Wir werden Zeuge eines alltäglichen Bildes an Senegals Stränden. Die Nacht ist vorbei und wie jeden Morgen, so ziehen auch heute Fischer ihre Netze ein. Wir setzen uns auf die Steine eines Wellenbrechers und schauen zu. Es ist eine mühsame Arbeit, das Netz muss langsam und gleichmäßig, Stück für Stück eingeholt werden. Das Wasser leistet Widerstand. Und verheddert sich ein Teil der Netze am Boden und reist, muss es geflickt werden. Gefühlt der ganze Ort hatte sich versammelt und schaut bei der Arbeit zu. Viele helfen mit. Auch Touristen, teils mit ihrer Kamera bewaffnet, packen wie selbstverständlich mit an. Währenddessen kreisen Braunmilane über den Köpfen der Fischer – sie wissen schon, was sie erwartet.
Lange dauert es, bis die Arbeit getan ist. Die Pirogen am Horizont kommen immer näher, sie haben einen Teil der Netze im Griff. Als nach gefühlt einer halben Stunde das Netz eingeholt ist, versammeln sich alle um den Fang. Aus Neugierde komme ich näher und spähe hinein, doch die silbern zappelnde Ausbeute ist spärlich. Eine Handvoll Fische ist der Mühen Lohn.
Ibrahim, der Targi
Wir stehen auf, klopfen den Sand ab und schlendern weiter. Bis zum Frühstück ist es noch etwas hin. Freundlich wehren wir die Bemühungen der Händler ab. Auch hier ist das Klackern der Scheren zu hören und Stefan achtet mit Argusaugen auf seine Zehen – zu schnell könnten sie sich in der Obhut eines beduinischen Zehennägelschneider einfinden.

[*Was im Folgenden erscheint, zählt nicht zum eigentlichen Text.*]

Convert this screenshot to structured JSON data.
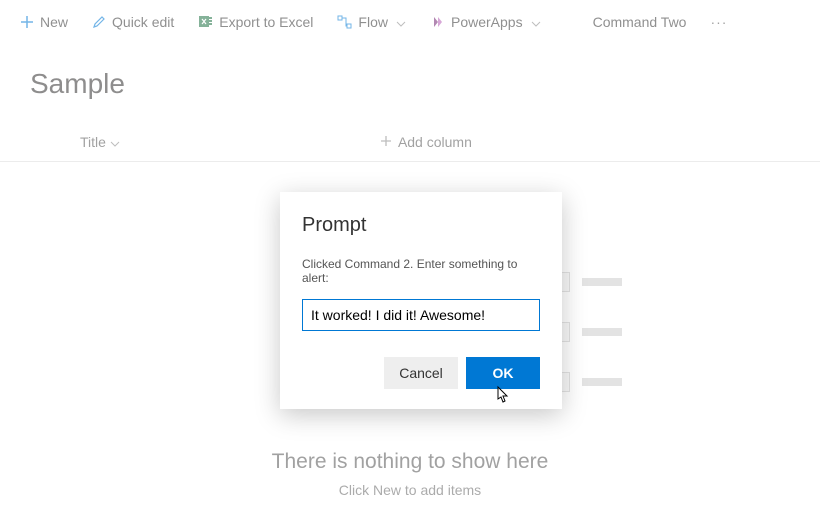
{
  "toolbar": {
    "new_label": "New",
    "quickedit_label": "Quick edit",
    "export_label": "Export to Excel",
    "flow_label": "Flow",
    "powerapps_label": "PowerApps",
    "command2_label": "Command Two"
  },
  "page": {
    "title": "Sample"
  },
  "columns": {
    "title_label": "Title",
    "add_label": "Add column"
  },
  "empty": {
    "title": "There is nothing to show here",
    "subtitle": "Click New to add items"
  },
  "dialog": {
    "title": "Prompt",
    "message": "Clicked Command 2. Enter something to alert:",
    "input_value": "It worked! I did it! Awesome!",
    "cancel_label": "Cancel",
    "ok_label": "OK"
  }
}
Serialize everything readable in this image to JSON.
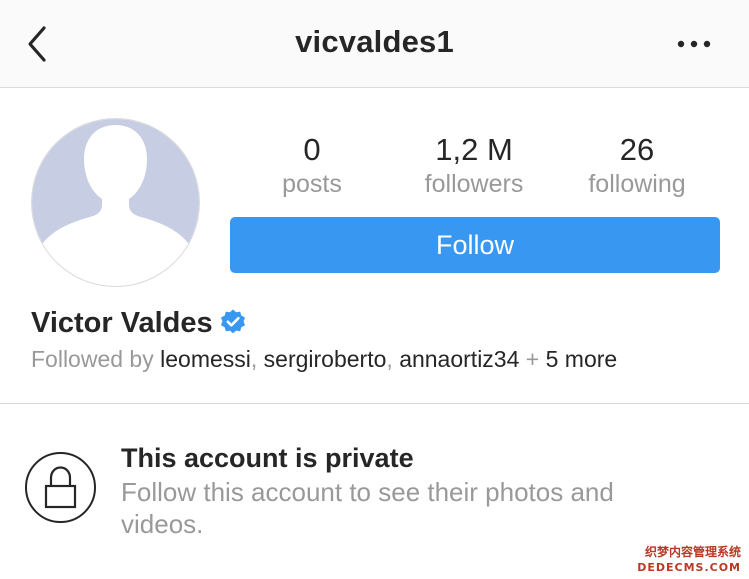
{
  "header": {
    "title": "vicvaldes1",
    "back_icon": "chevron-left-icon",
    "more_icon": "more-horizontal-icon"
  },
  "profile": {
    "avatar_icon": "default-avatar-icon",
    "stats": [
      {
        "value": "0",
        "label": "posts"
      },
      {
        "value": "1,2 M",
        "label": "followers"
      },
      {
        "value": "26",
        "label": "following"
      }
    ],
    "follow_label": "Follow",
    "full_name": "Victor Valdes",
    "verified_icon": "verified-badge-icon",
    "followed_by": {
      "prefix": "Followed by ",
      "users": [
        "leomessi",
        "sergiroberto",
        "annaortiz34"
      ],
      "separator": ", ",
      "plus": " + ",
      "more": "5 more"
    }
  },
  "private_notice": {
    "icon": "lock-icon",
    "title": "This account is private",
    "description": "Follow this account to see their photos and videos."
  },
  "watermark": {
    "line1": "织梦内容管理系统",
    "line2": "DEDECMS.COM"
  },
  "colors": {
    "accent": "#3897f0",
    "text_primary": "#262626",
    "text_secondary": "#999999",
    "divider": "#dbdbdb",
    "avatar_bg": "#c7cee3",
    "nav_bg": "#fafafa"
  }
}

Einer der Händler, die einen „stationären“ Verkaufsstand haben, spricht mich an. Aufgrund meiner Gesichtszüge erkennt er mich als Polin. Es seien vor ein paar Jahren viele Polen nach Mal gekommen, erzählt er uns. Er trägt Wüstenkleidung, einen Turban in tiefem Tuaregblau, unter dem dunkle Mandelaugen hervor strahlen. Später erfahren wir, dass er Ibrahim heißt. Im Gegensatz zu den Einheimischen hier spricht Ibrahim ein fabelhaftes Englisch. Wir versprechen, am Ende unserer Strandbesichtigungstour nochmal wieder zu kommen.

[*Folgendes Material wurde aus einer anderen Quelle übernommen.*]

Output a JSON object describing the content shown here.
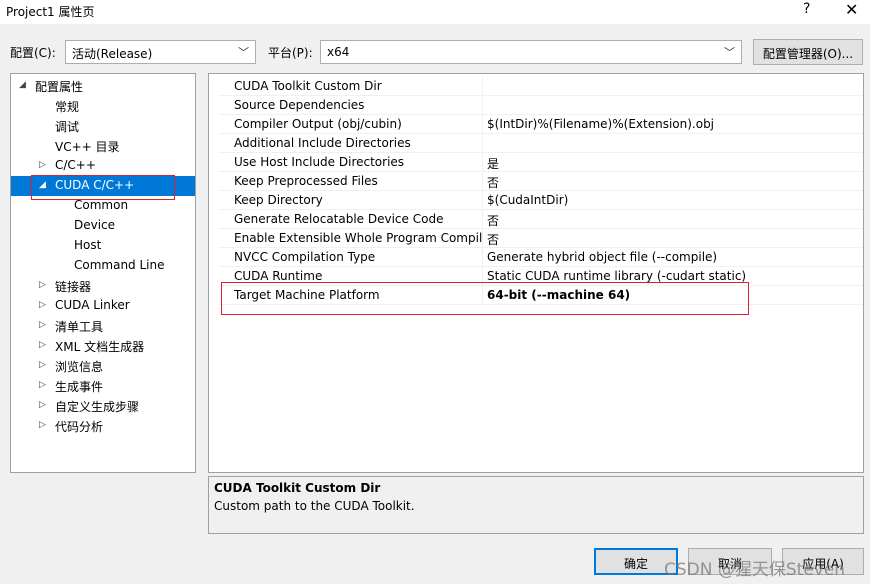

Hamid, der Kaffeeverkäufer
Der Typ hockt gechillt unter seinem Schirm. Er hat einen kleinen Kaffeestand, derer wir bereits einige in St. Louis gesehen haben. Kaffee! Habe ich erwähnt, dass ich an diesem Morgen noch keinen Kaffee hatte? Also ziehe ich den anfangs etwas skeptischen Stefan zum Stand und wir bestellen gleich zwei. Ja klar, kriegt ihr. Der Typ beugt sich über seiner mobilen Thermoskanne. Er ist der erste, der uns keine Touristenpreise abverlangt; ein Kaffee kostet knapp 100 CFA. Der Kaffee wird im voraus frisch aufgebrüht. Die nächste halbe Stunde verbringen wir hier, auf einem Baumstamm sitzend, beim entspannten Typen mit Dreadlocks, der sich uns als Hamid vorstellt. Stolz zeigt er uns seine gerösteten Kaffeebohnen. Wir kosten. Die Bohnen, welche aus dem benachbarten Mali bezogen werden, schmecken kräftig, knusprig und leicht nach Karamell. Hier lernen wir auch eine neue Spezialität kennen: den kräftigen Kaffeegeschmack mit erfrischendem Limonensaft. Passt nicht zusammen? Ihr würdet überrascht sein. Als wir uns dann endlich trauen, diese exotische Mischung zu probieren, stellen wir fest, dass diese Geschmackskombination erstaunlich gut harmoniert. So machen wir eine völlig neue Erfahrung, die mit Geld nicht aufzuwiegen ist – und das für hundert CFA.
Die ersten beiden Kaffees serviert uns Hamid so stark gezuckert, dass ich beinahe einen hyperglykämischen Schock erleide. Beim dritten winke ich dann ab. Im Gegenzug teilt Stefan mit Hamid seinen Tabak.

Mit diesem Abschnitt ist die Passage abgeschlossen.